Synopsis: When foreign raiders pillage his jungle home, Tarzan comes face-to-face with evil for the first time in his life. For the Lord of the Jungle, this is a catastrophic event, as they leave little but heartache, death and destruction in their wake. As Tarzan deals with humanity and the world beyond his shores for the very first time, he finds it difficult to come to grips with his own unique origins. This series of events will set Tarzan off on a unique mission where a grievous wrong must be atoned for…no matter who committed it.
Picking up from where the last issue left off. Tarzan has made his escape from the museum and is running across the rooftops to escape the local authorities. Unfortunately, the city isn’t as easy a place to hide in as the Jungle and the police cut Tarzan off and jump him.
The situation of Tarzan being jumped sees Bouanga pick up his story from where he left off in the last chapter. Tarzan is looking to save his ape family from the crooked and evil Shaw, but Shaw gives Tarzan an ultimatum. He demands that Tarzan go to the Valley of Mist and get him some precious jewels. Initially, Tarzan says no. But when shaw changes threatens to kill Bouanga. Tarzan heads off into the Jungle in a race against time to steal Shaw’s jewels from the people who live in the Valley.

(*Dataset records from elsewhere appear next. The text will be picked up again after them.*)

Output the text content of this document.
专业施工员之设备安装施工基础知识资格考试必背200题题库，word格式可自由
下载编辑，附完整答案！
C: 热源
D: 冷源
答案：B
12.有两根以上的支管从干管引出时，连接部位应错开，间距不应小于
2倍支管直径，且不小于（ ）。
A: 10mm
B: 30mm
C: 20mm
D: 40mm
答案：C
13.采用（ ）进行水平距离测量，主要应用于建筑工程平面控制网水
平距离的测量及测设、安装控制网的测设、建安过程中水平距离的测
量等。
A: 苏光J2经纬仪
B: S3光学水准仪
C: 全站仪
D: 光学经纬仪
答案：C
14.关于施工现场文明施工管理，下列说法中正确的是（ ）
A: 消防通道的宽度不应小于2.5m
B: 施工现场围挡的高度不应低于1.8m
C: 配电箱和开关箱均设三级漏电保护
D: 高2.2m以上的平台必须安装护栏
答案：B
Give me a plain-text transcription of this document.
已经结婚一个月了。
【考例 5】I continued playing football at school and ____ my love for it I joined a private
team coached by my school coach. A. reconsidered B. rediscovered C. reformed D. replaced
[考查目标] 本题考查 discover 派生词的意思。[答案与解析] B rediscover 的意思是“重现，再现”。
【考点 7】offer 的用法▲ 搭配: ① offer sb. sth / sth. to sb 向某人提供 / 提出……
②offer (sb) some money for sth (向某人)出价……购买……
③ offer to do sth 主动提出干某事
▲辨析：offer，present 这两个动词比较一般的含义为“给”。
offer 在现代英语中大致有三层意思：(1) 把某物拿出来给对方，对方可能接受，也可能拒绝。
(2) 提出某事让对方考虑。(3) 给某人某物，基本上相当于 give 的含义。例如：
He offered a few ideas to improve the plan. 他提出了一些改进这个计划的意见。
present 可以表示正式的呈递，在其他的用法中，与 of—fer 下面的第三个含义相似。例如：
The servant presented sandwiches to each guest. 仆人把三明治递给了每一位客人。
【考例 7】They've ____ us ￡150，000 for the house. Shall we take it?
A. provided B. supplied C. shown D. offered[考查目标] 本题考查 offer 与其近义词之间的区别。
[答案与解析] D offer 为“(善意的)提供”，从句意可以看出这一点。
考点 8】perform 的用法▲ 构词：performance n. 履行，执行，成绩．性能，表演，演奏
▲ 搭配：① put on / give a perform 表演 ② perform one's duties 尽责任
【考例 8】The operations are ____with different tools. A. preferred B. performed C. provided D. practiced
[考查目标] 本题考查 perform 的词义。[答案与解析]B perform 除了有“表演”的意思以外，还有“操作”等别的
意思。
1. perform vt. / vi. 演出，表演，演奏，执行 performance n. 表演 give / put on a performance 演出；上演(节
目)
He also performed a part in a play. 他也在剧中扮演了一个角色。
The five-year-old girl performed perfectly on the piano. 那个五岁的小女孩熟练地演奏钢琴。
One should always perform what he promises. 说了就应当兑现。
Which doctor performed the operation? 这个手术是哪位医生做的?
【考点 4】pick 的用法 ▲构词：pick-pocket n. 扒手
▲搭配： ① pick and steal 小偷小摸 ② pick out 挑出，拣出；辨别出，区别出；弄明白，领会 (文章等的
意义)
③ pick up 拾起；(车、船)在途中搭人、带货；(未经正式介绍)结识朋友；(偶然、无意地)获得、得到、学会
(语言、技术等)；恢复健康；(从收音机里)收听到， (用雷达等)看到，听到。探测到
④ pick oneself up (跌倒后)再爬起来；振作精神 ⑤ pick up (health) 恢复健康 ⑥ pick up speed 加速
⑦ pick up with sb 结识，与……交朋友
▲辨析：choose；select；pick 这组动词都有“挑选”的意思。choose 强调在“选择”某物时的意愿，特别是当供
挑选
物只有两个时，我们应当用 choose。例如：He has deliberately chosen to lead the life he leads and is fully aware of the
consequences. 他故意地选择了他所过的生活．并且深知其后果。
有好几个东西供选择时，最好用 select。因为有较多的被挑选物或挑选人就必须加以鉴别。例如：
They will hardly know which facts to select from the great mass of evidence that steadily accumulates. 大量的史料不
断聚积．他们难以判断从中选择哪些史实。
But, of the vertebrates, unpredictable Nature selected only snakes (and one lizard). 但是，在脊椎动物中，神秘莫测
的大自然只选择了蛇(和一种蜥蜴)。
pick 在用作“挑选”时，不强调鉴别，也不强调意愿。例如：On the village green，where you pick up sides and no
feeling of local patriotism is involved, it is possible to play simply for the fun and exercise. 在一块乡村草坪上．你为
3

Benito Gallego continues to successfully convey the jungle world that the younger Tarzan lived in. Which is quite a contrast to what things are like in the 1950s version of Africa. I really enjoyed the sequence where Tarzan finds the Valley of Mist. The panels that depict Tarzan walking into the Valley and being observed by the local tribe put me in mind of any number of scenes that I’d watched in the old Tarzan movies that I grew up watching. But the visual treats do not end there. As Gallego gets to draw the interior of a pyramid, which is decorated with an abundance of jewels. It’s quite an impressive sight.